It's nice to have good intentions, but we have to act and do the work if we want to accomplish anything .... 


Things on my mind today.


Monday, October 12, 2015

journey and contentment

I'm on a journey. One day, one step at a time. We all are. Some days I feel so confident and other days so full of vulnerability and need.

Some days ready to move forward... move on... other days stuck (not sure that is the right word) and happy just where I am.

But what I do know is that when I'm ready to move forward, I do.. and when I am not, I don't. I have come so far... and what is ahead will reveal itself in the proper time.

Every day is full of new experiences to process... and I want to accept who I am without apologies... as to where I've come from and where I am going. If others don't understand it's okay. It's my own timeframe.. and God's....

Feeling content tonight....









Thursday, October 1, 2015

today and every day

Some days are just like that.... a song, a memory, a feeling...  

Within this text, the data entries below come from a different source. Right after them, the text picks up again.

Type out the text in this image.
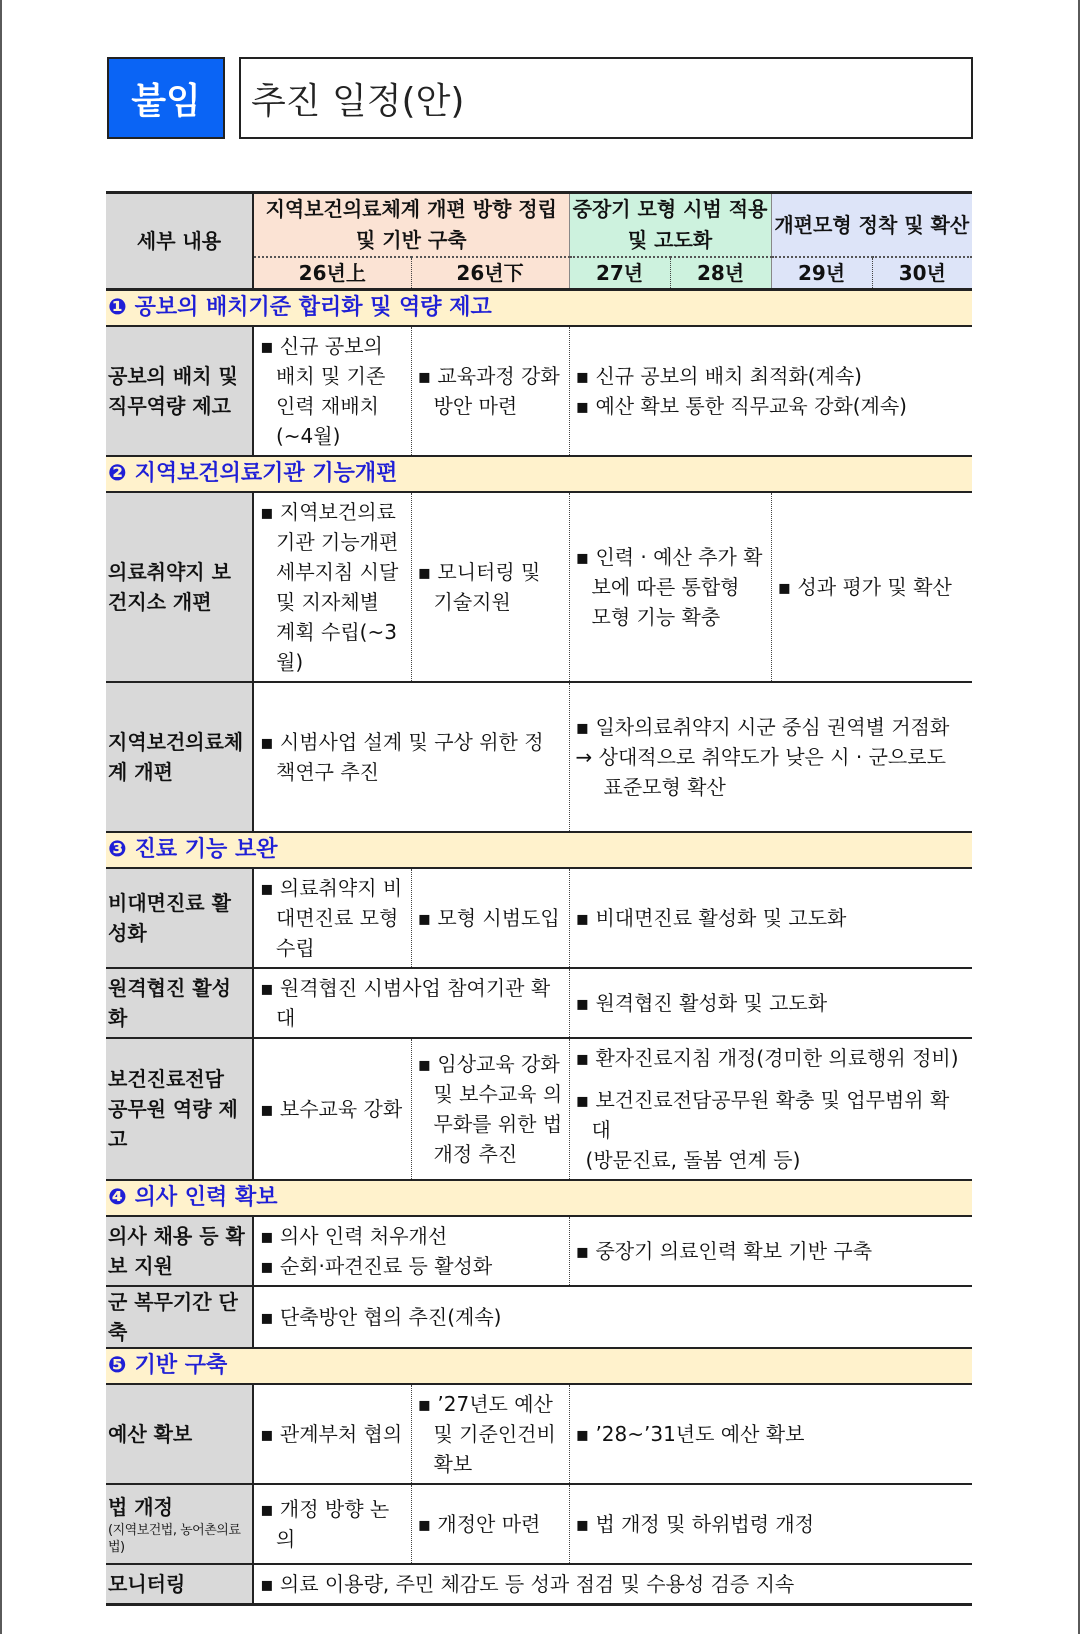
붙임 추진 일정(안)
세부 내용	지역보건의료체계 개편 방향 정립 및 기반 구축		중장기 모형 시범 적용 및 고도화		개편모형 정착 및 확산	
	26년上	26년下	27년	28년	29년	30년
❶ 공보의 배치기준 합리화 및 역량 제고						
공보의 배치 및 직무역량 제고	▪ 신규 공보의 배치 및 기존 인력 재배치(~4월)	▪ 교육과정 강화 방안 마련	▪ 신규 공보의 배치 최적화(계속)
▪ 예산 확보 통한 직무교육 강화(계속)			

❷ 지역보건의료기관 기능개편						
의료취약지 보건지소 개편	▪ 지역보건의료기관 기능개편 세부지침 시달 및 지자체별 계획 수립(~3월)	▪ 모니터링 및 기술지원	▪ 인력 · 예산 추가 확보에 따른 통합형 모형 기능 확충		▪ 성과 평가 및 확산	

지역보건의료체계 개편	▪ 시범사업 설계 및 구상 위한 정책연구 추진		▪ 일차의료취약지 시군 중심 권역별 거점화
→ 상대적으로 취약도가 낮은 시 · 군으로도
표준모형 확산			

❸ 진료 기능 보완						
비대면진료 활성화	▪ 의료취약지 비대면진료 모형 수립	▪ 모형 시범도입	▪ 비대면진료 활성화 및 고도화			

원격협진 활성화	▪ 원격협진 시범사업 참여기관 확대		▪ 원격협진 활성화 및 고도화			

보건진료전담 공무원 역량 제고	▪ 보수교육 강화	▪ 임상교육 강화 및 보수교육 의무화를 위한 법 개정 추진	▪ 환자진료지침 개정(경미한 의료행위 정비)
▪ 보건진료전담공무원 확충 및 업무범위 확대
(방문진료, 돌봄 연계 등)			

❹ 의사 인력 확보						
의사 채용 등 확보 지원	▪ 의사 인력 처우개선
▪ 순회·파견진료 등 활성화		▪ 중장기 의료인력 확보 기반 구축			

군 복무기간 단축	▪ 단축방안 협의 추진(계속)					

❺ 기반 구축						
예산 확보	▪ 관계부처 협의	▪ ’27년도 예산 및 기준인건비 확보	▪ ’28~’31년도 예산 확보			

법 개정
(지역보건법, 농어촌의료법)	▪ 개정 방향 논의	▪ 개정안 마련	▪ 법 개정 및 하위법령 개정			

모니터링	▪ 의료 이용량, 주민 체감도 등 성과 점검 및 수용성 검증 지속					
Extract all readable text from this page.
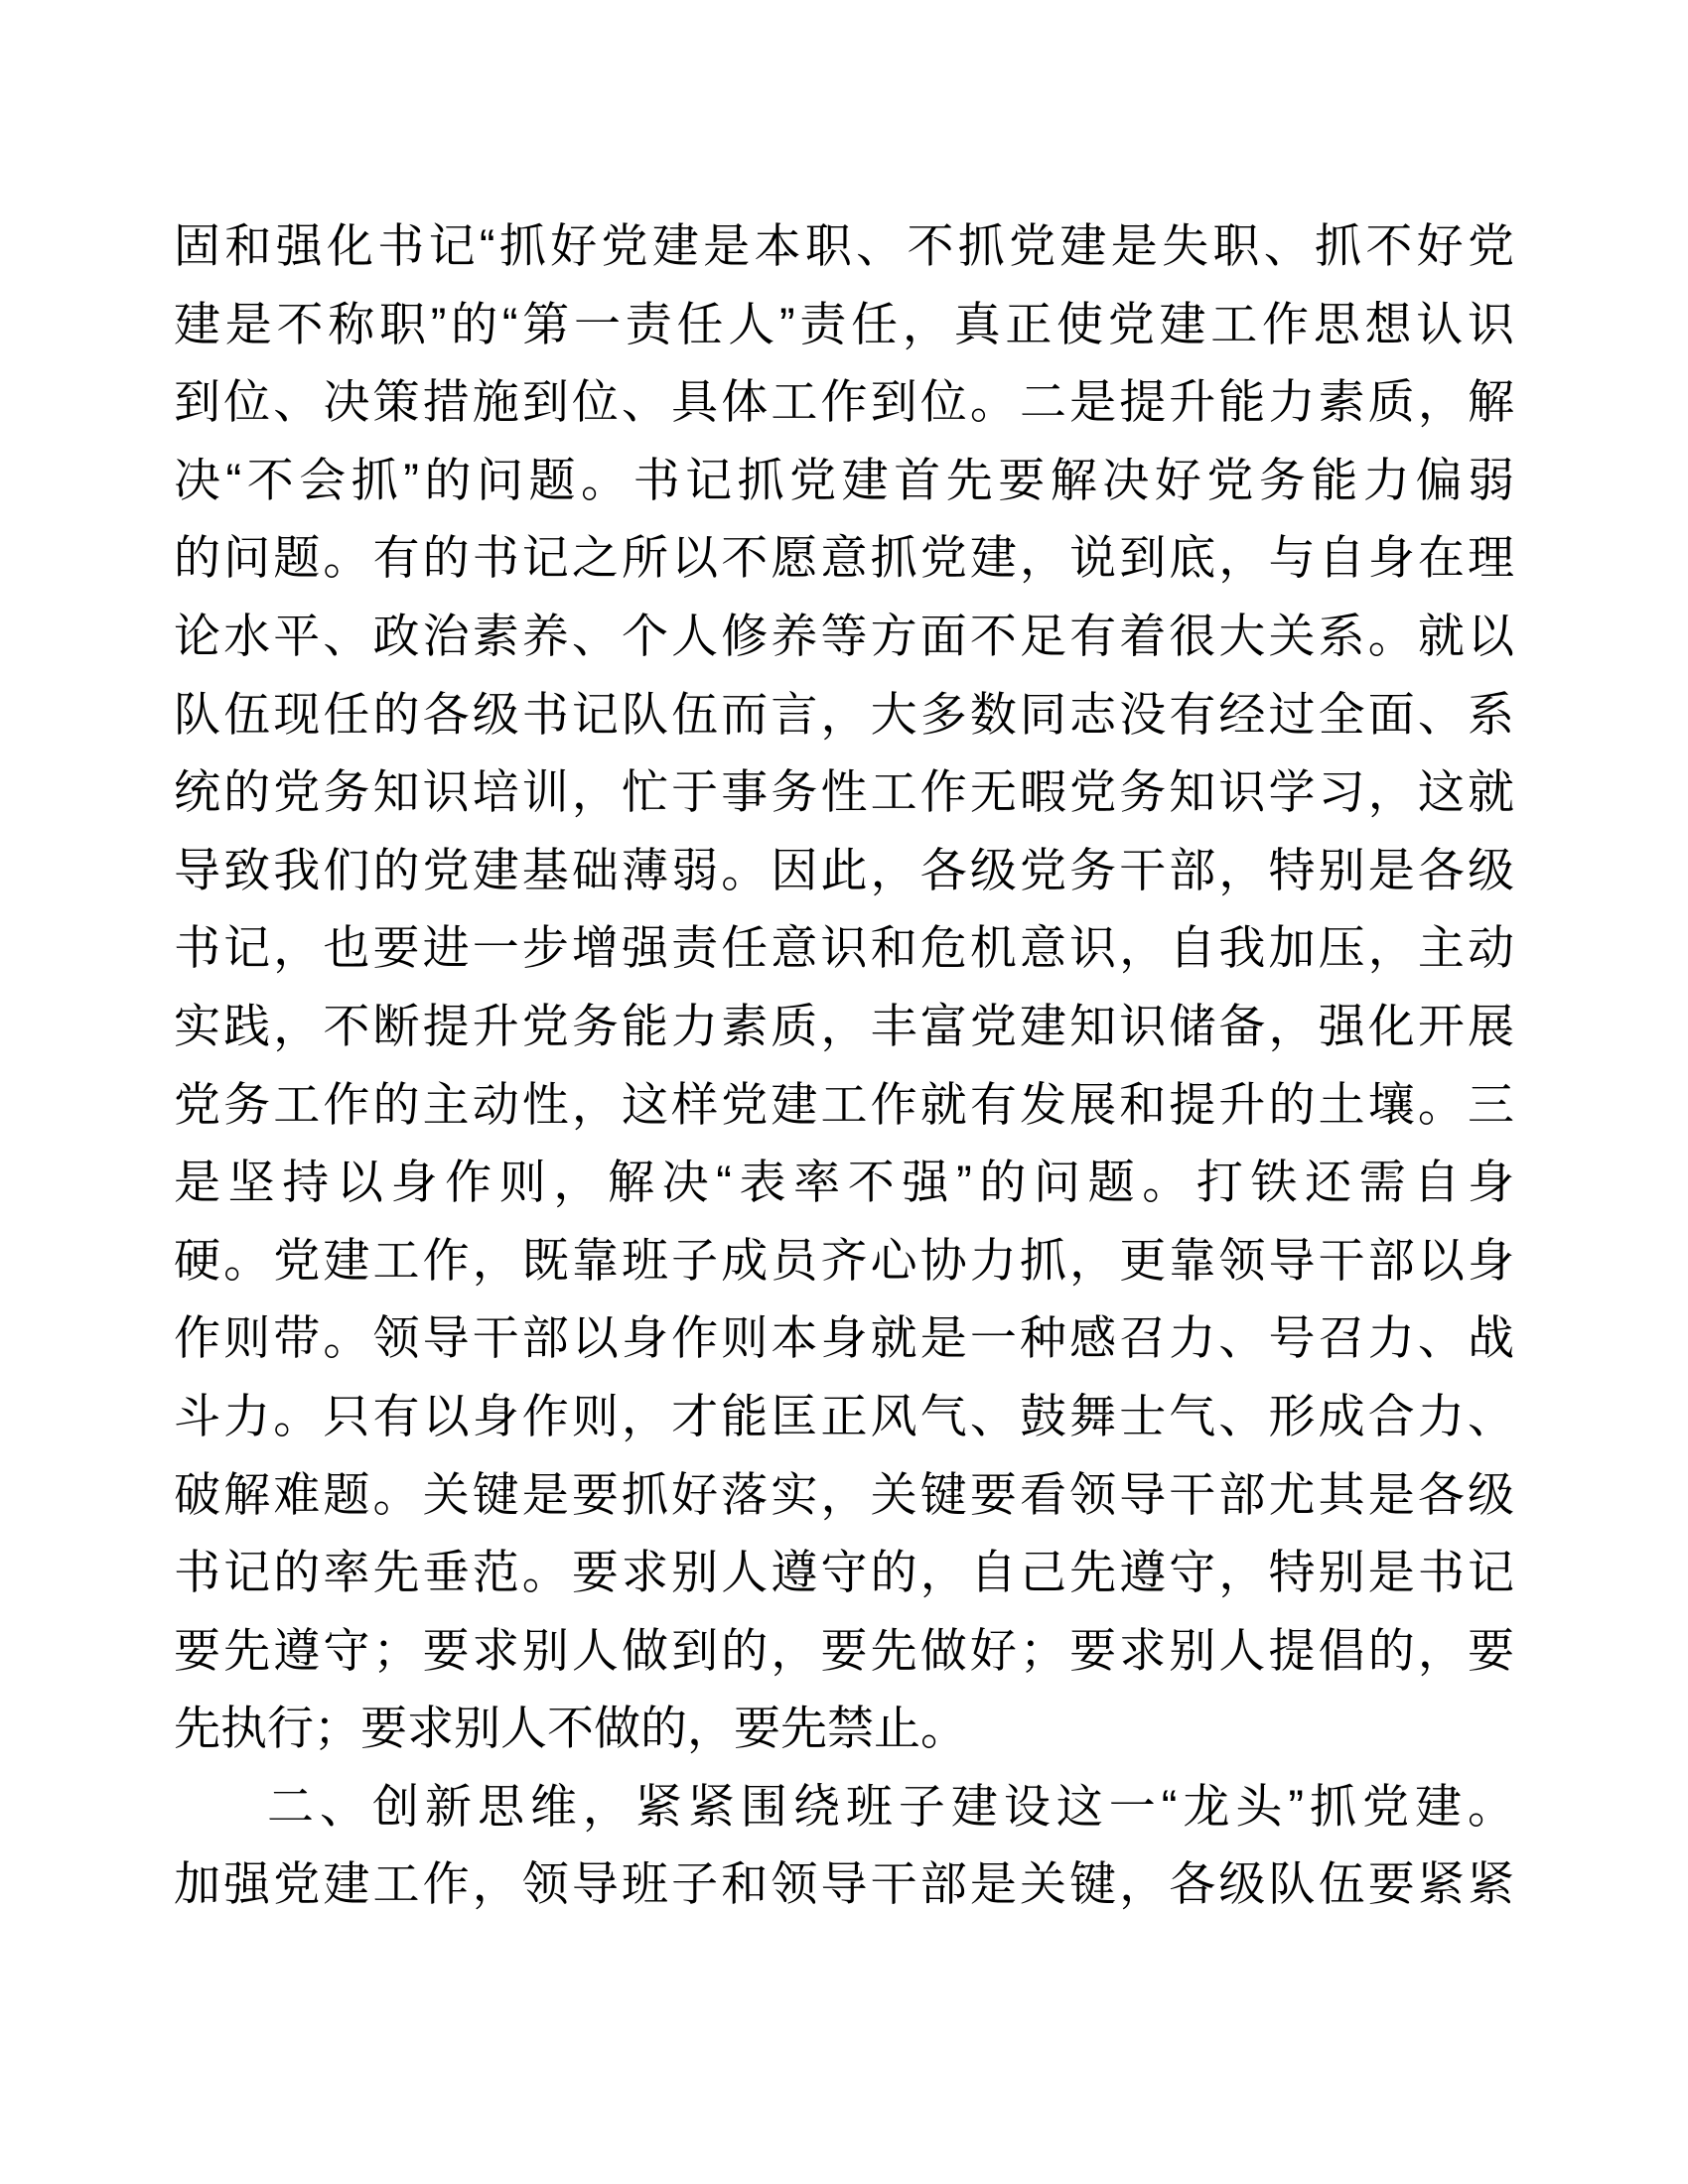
固和强化书记“抓好党建是本职、不抓党建是失职、抓不好党
建是不称职”的“第一责任人”责任，真正使党建工作思想认识
到位、决策措施到位、具体工作到位。二是提升能力素质，解
决“不会抓”的问题。书记抓党建首先要解决好党务能力偏弱
的问题。有的书记之所以不愿意抓党建，说到底，与自身在理
论水平、政治素养、个人修养等方面不足有着很大关系。就以
队伍现任的各级书记队伍而言，大多数同志没有经过全面、系
统的党务知识培训，忙于事务性工作无暇党务知识学习，这就
导致我们的党建基础薄弱。因此，各级党务干部，特别是各级
书记，也要进一步增强责任意识和危机意识，自我加压，主动
实践，不断提升党务能力素质，丰富党建知识储备，强化开展
党务工作的主动性，这样党建工作就有发展和提升的土壤。三
是坚持以身作则，解决“表率不强”的问题。打铁还需自身
硬。党建工作，既靠班子成员齐心协力抓，更靠领导干部以身
作则带。领导干部以身作则本身就是一种感召力、号召力、战
斗力。只有以身作则，才能匡正风气、鼓舞士气、形成合力、
破解难题。关键是要抓好落实，关键要看领导干部尤其是各级
书记的率先垂范。要求别人遵守的，自己先遵守，特别是书记
要先遵守；要求别人做到的，要先做好；要求别人提倡的，要
先执行；要求别人不做的，要先禁止。
二、创新思维，紧紧围绕班子建设这一“龙头”抓党建。
加强党建工作，领导班子和领导干部是关键，各级队伍要紧紧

.... brings everything flooding back like a tidal wave ....as if it were yesterday... and not years.... it's part of living... and having loved and been loved ... deeply ....


Today is a day like that.


I sing again.


I dance again (sometimes).


I laugh.


I have joy... peace....


I remember happy things.... and smile... and savor the memories.

But today. Today I give myself permission to cry.... and grieve all the things I am missing. Mostly your strong arms.... 

I miss you so.

Every day.

So I'll just let those waters flow over me... and wait until the calm returns.